Salah satu contohnya adalah ekspor nikel Indonesia. Ekspor Indonesia pada 2017-2018 hanya US$ 3,3 miliar. Begitu menyetop ekspor nikel dan melakukan hilirisasi, ekspor RI meningkat pesat hampir US$ 30 miliar atau 10 kali lipatnya.
"Yang tahu pendapatan negara tercapai atau tidak bukan IMF, kita pemerintan RI. Dan tidak hanya pendapatan negara, Akibat hilirisasi juga terjadi pemerataan ekonomi di daerah-daerah.
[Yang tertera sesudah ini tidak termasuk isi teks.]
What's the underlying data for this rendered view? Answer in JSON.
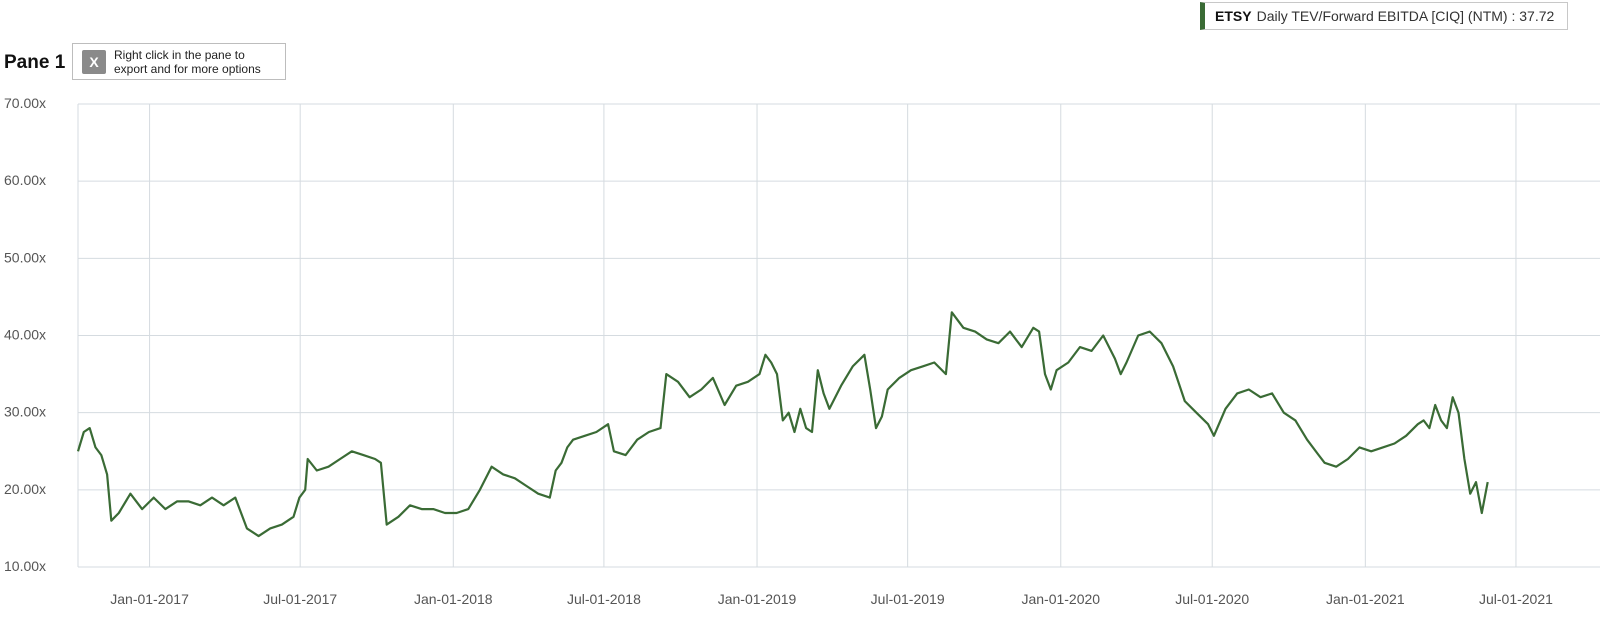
{
  "legend": {
    "ticker": "ETSY",
    "series_label": "Daily TEV/Forward EBITDA [CIQ] (NTM) : 37.72"
  },
  "pane": {
    "title": "Pane 1",
    "export_line1": "Right click in the pane to",
    "export_line2": "export and for more options",
    "export_icon": "excel-icon"
  },
  "colors": {
    "series": "#3a6b35",
    "grid": "#d5dbe0",
    "axis_text": "#555555"
  },
  "chart_data": {
    "type": "line",
    "title": "",
    "xlabel": "",
    "ylabel": "",
    "ylim": [
      10,
      70
    ],
    "xlim": [
      "2016-10-07",
      "2021-10-10"
    ],
    "y_ticks": [
      "70.00x",
      "60.00x",
      "50.00x",
      "40.00x",
      "30.00x",
      "20.00x",
      "10.00x"
    ],
    "y_tick_values": [
      70,
      60,
      50,
      40,
      30,
      20,
      10
    ],
    "x_ticks": [
      "Jan-01-2017",
      "Jul-01-2017",
      "Jan-01-2018",
      "Jul-01-2018",
      "Jan-01-2019",
      "Jul-01-2019",
      "Jan-01-2020",
      "Jul-01-2020",
      "Jan-01-2021",
      "Jul-01-2021"
    ],
    "x_tick_dates": [
      "2017-01-01",
      "2017-07-01",
      "2018-01-01",
      "2018-07-01",
      "2019-01-01",
      "2019-07-01",
      "2020-01-01",
      "2020-07-01",
      "2021-01-01",
      "2021-07-01"
    ],
    "grid": true,
    "series": [
      {
        "name": "ETSY Daily TEV/Forward EBITDA [CIQ] (NTM)",
        "points": [
          [
            "2016-10-07",
            25.0
          ],
          [
            "2016-10-14",
            27.5
          ],
          [
            "2016-10-21",
            28.0
          ],
          [
            "2016-10-28",
            25.5
          ],
          [
            "2016-11-04",
            24.5
          ],
          [
            "2016-11-11",
            22.0
          ],
          [
            "2016-11-16",
            16.0
          ],
          [
            "2016-11-25",
            17.0
          ],
          [
            "2016-12-09",
            19.5
          ],
          [
            "2016-12-23",
            17.5
          ],
          [
            "2017-01-06",
            19.0
          ],
          [
            "2017-01-20",
            17.5
          ],
          [
            "2017-02-03",
            18.5
          ],
          [
            "2017-02-17",
            18.5
          ],
          [
            "2017-03-03",
            18.0
          ],
          [
            "2017-03-17",
            19.0
          ],
          [
            "2017-03-31",
            18.0
          ],
          [
            "2017-04-14",
            19.0
          ],
          [
            "2017-04-28",
            15.0
          ],
          [
            "2017-05-12",
            14.0
          ],
          [
            "2017-05-26",
            15.0
          ],
          [
            "2017-06-09",
            15.5
          ],
          [
            "2017-06-23",
            16.5
          ],
          [
            "2017-06-30",
            19.0
          ],
          [
            "2017-07-07",
            20.0
          ],
          [
            "2017-07-10",
            24.0
          ],
          [
            "2017-07-21",
            22.5
          ],
          [
            "2017-08-04",
            23.0
          ],
          [
            "2017-08-18",
            24.0
          ],
          [
            "2017-09-01",
            25.0
          ],
          [
            "2017-09-15",
            24.5
          ],
          [
            "2017-09-29",
            24.0
          ],
          [
            "2017-10-06",
            23.5
          ],
          [
            "2017-10-13",
            15.5
          ],
          [
            "2017-10-27",
            16.5
          ],
          [
            "2017-11-10",
            18.0
          ],
          [
            "2017-11-24",
            17.5
          ],
          [
            "2017-12-08",
            17.5
          ],
          [
            "2017-12-22",
            17.0
          ],
          [
            "2018-01-05",
            17.0
          ],
          [
            "2018-01-19",
            17.5
          ],
          [
            "2018-02-02",
            20.0
          ],
          [
            "2018-02-16",
            23.0
          ],
          [
            "2018-03-02",
            22.0
          ],
          [
            "2018-03-16",
            21.5
          ],
          [
            "2018-03-30",
            20.5
          ],
          [
            "2018-04-13",
            19.5
          ],
          [
            "2018-04-27",
            19.0
          ],
          [
            "2018-05-04",
            22.5
          ],
          [
            "2018-05-11",
            23.5
          ],
          [
            "2018-05-18",
            25.5
          ],
          [
            "2018-05-25",
            26.5
          ],
          [
            "2018-06-08",
            27.0
          ],
          [
            "2018-06-22",
            27.5
          ],
          [
            "2018-07-06",
            28.5
          ],
          [
            "2018-07-13",
            25.0
          ],
          [
            "2018-07-27",
            24.5
          ],
          [
            "2018-08-10",
            26.5
          ],
          [
            "2018-08-24",
            27.5
          ],
          [
            "2018-09-07",
            28.0
          ],
          [
            "2018-09-14",
            35.0
          ],
          [
            "2018-09-28",
            34.0
          ],
          [
            "2018-10-12",
            32.0
          ],
          [
            "2018-10-26",
            33.0
          ],
          [
            "2018-11-09",
            34.5
          ],
          [
            "2018-11-23",
            31.0
          ],
          [
            "2018-12-07",
            33.5
          ],
          [
            "2018-12-21",
            34.0
          ],
          [
            "2019-01-04",
            35.0
          ],
          [
            "2019-01-11",
            37.5
          ],
          [
            "2019-01-18",
            36.5
          ],
          [
            "2019-01-25",
            35.0
          ],
          [
            "2019-02-01",
            29.0
          ],
          [
            "2019-02-08",
            30.0
          ],
          [
            "2019-02-15",
            27.5
          ],
          [
            "2019-02-22",
            30.5
          ],
          [
            "2019-03-01",
            28.0
          ],
          [
            "2019-03-08",
            27.5
          ],
          [
            "2019-03-15",
            35.5
          ],
          [
            "2019-03-22",
            32.5
          ],
          [
            "2019-03-29",
            30.5
          ],
          [
            "2019-04-12",
            33.5
          ],
          [
            "2019-04-26",
            36.0
          ],
          [
            "2019-05-10",
            37.5
          ],
          [
            "2019-05-17",
            33.0
          ],
          [
            "2019-05-24",
            28.0
          ],
          [
            "2019-05-31",
            29.5
          ],
          [
            "2019-06-07",
            33.0
          ],
          [
            "2019-06-21",
            34.5
          ],
          [
            "2019-07-05",
            35.5
          ],
          [
            "2019-07-19",
            36.0
          ],
          [
            "2019-08-02",
            36.5
          ],
          [
            "2019-08-16",
            35.0
          ],
          [
            "2019-08-23",
            43.0
          ],
          [
            "2019-09-06",
            41.0
          ],
          [
            "2019-09-20",
            40.5
          ],
          [
            "2019-10-04",
            39.5
          ],
          [
            "2019-10-18",
            39.0
          ],
          [
            "2019-11-01",
            40.5
          ],
          [
            "2019-11-15",
            38.5
          ],
          [
            "2019-11-29",
            41.0
          ],
          [
            "2019-12-06",
            40.5
          ],
          [
            "2019-12-13",
            35.0
          ],
          [
            "2019-12-20",
            33.0
          ],
          [
            "2019-12-27",
            35.5
          ],
          [
            "2020-01-10",
            36.5
          ],
          [
            "2020-01-24",
            38.5
          ],
          [
            "2020-02-07",
            38.0
          ],
          [
            "2020-02-21",
            40.0
          ],
          [
            "2020-03-06",
            37.0
          ],
          [
            "2020-03-13",
            35.0
          ],
          [
            "2020-03-20",
            36.5
          ],
          [
            "2020-04-03",
            40.0
          ],
          [
            "2020-04-17",
            40.5
          ],
          [
            "2020-05-01",
            39.0
          ],
          [
            "2020-05-15",
            36.0
          ],
          [
            "2020-05-29",
            31.5
          ],
          [
            "2020-06-12",
            30.0
          ],
          [
            "2020-06-26",
            28.5
          ],
          [
            "2020-07-03",
            27.0
          ],
          [
            "2020-07-17",
            30.5
          ],
          [
            "2020-07-31",
            32.5
          ],
          [
            "2020-08-14",
            33.0
          ],
          [
            "2020-08-28",
            32.0
          ],
          [
            "2020-09-11",
            32.5
          ],
          [
            "2020-09-25",
            30.0
          ],
          [
            "2020-10-09",
            29.0
          ],
          [
            "2020-10-23",
            26.5
          ],
          [
            "2020-11-06",
            24.5
          ],
          [
            "2020-11-13",
            23.5
          ],
          [
            "2020-11-27",
            23.0
          ],
          [
            "2020-12-11",
            24.0
          ],
          [
            "2020-12-25",
            25.5
          ],
          [
            "2021-01-08",
            25.0
          ],
          [
            "2021-01-22",
            25.5
          ],
          [
            "2021-02-05",
            26.0
          ],
          [
            "2021-02-19",
            27.0
          ],
          [
            "2021-03-05",
            28.5
          ],
          [
            "2021-03-12",
            29.0
          ],
          [
            "2021-03-19",
            28.0
          ],
          [
            "2021-03-26",
            31.0
          ],
          [
            "2021-04-02",
            29.0
          ],
          [
            "2021-04-09",
            28.0
          ],
          [
            "2021-04-16",
            32.0
          ],
          [
            "2021-04-23",
            30.0
          ],
          [
            "2021-04-30",
            24.0
          ],
          [
            "2021-05-07",
            19.5
          ],
          [
            "2021-05-14",
            21.0
          ],
          [
            "2021-05-21",
            17.0
          ],
          [
            "2021-05-28",
            21.0
          ]
        ]
      }
    ]
  }
}
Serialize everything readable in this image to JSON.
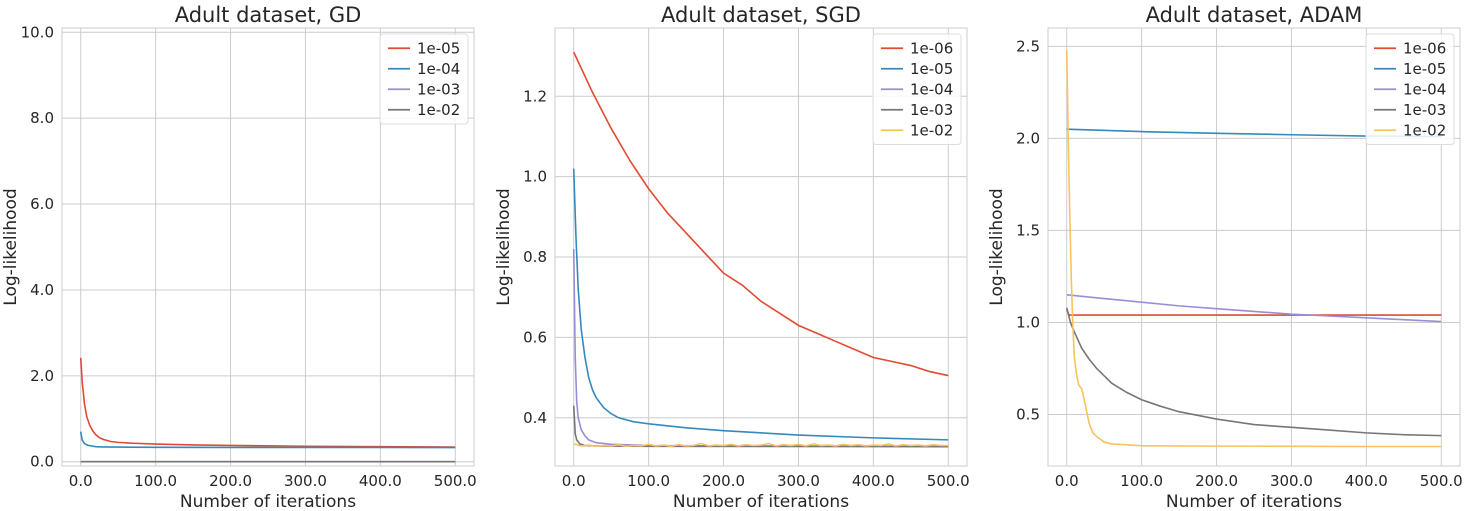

Terutama daerah penghasil dari komoditas bahan baku," ujarnya.
Bahlil sebut ada standar ganda hingga singgung kebijakan IMF di halaman berikutnya.
2. Ada Standar Ganda
IMF telah menyatakan kondisi ekonomi RI dalam keadaan baik. Karenanya, permintaan menyangkut ekspor ini menuai tanda tanya besar. Ia juga curiga, IMF melakukan standar ganda mengingat negara-negara lain boleh melakukan hal serupa, sementara hanya Indonesia yang tak boleh melakukan langkah tersebut.
"Menurut saya ada standar ganda yang dibangun. Di saat yang sama negara negara lain melarang ekspor, seperti Amerika, dia melarang ekspor semi konduktor. Kenapa negara kita yang diusik?," kata Bahlil.
Bahlil menduga, ada ketakutan yang timbul dari negara-negara lain ketika melihat Indonesia berada dalam kondisi tren yang bagus. Karena itulah, Indonesia mendapat perlakuan berbeda dengan menyasar pada kebijakan hilirisasi ini.
Padahal, berdasarkan hasil konsensus G20 yakni Bali Compenium, diberikan ruang kepada masing-masing negara untuk membuat strategi dan langkah komprehensif dalam pengelolaan SDA demi meningkatkan nilai tambah tanpa intervensi. Dalam hal ini, hilirisasi termasuk di dalamnya.
"Jadi menurut saya sesuatu nggak terlalu mencerminkan pandangan yang objektif untuk pembangunan negara kita. Ini IMF lagi tidur, dia nggak membaca konsensus hasil G20," imbuhnya.
3. Kebijakan IMF
Bahlil mengatakan, Indonesia memiliki sejarah panjang dengan IMF. Ia pun bercerita, pada masa krisis moneter pada 1998, IMF merekomendasikan sejumlah kebijakan yang membawa dampak sangat besar terhadap perlambatan pertumbuhan ekonomi RI.
"Pertama, industri kita ditutup. Contoh dirgantara. Bansos-bansos ditutup. Artinya, daya beli masyarakat lemah di situ. Cikal-bakal deindustrialisasi," ujarnya.
Namun nyatanya, semua kebijakan tersebut gagal total. Indonesia seolah menjadi pasien salah diagnosa. Akibatnya,bunga kredit terkerek naik, hampir seluruh pengusaha kolaps, kredit-kredit macet, serta aset-aset pun diambil.
"Dia sudah pernah menjadikan kita pasien yang gagal diagnosa. Apakah kita akan mengikuti dokter yang sudah membawa kita ke ruang rawat inap, dia masukan kita ke ruang ICU? Ibarat orang sakit harusnya nggak operasi total, kemudian operasi total terus gagal," ujarnya.
Di sisi lain, Bahlil merasa lega lantaran Indonesia telah terbebas dari utang kepada IMF sejak era Presiden Susilo Bambang Yudhoyono (SBY) atau tepatnya sejak Oktober 2006 silam. Karena kebijakan-kebijakannya yang ngaco ini, berutang kepada IMF seolah berutang kepada lintah darat.
"Kita harus berterima kasih pada pemerintahan sebelum Pak Jokowi, yaitu di zamannya Pak SBY. Itu berhasil menyelesaikan utang kita ke IMF," kata Bahlil.
"Menurut kajian mereka juga mengatakan, ini kayak lintah darat ibaratnya. Jadi banyak paket kebijakan ekonomi dari IMF yang tak cocok dengan negara kita," imbuhnya.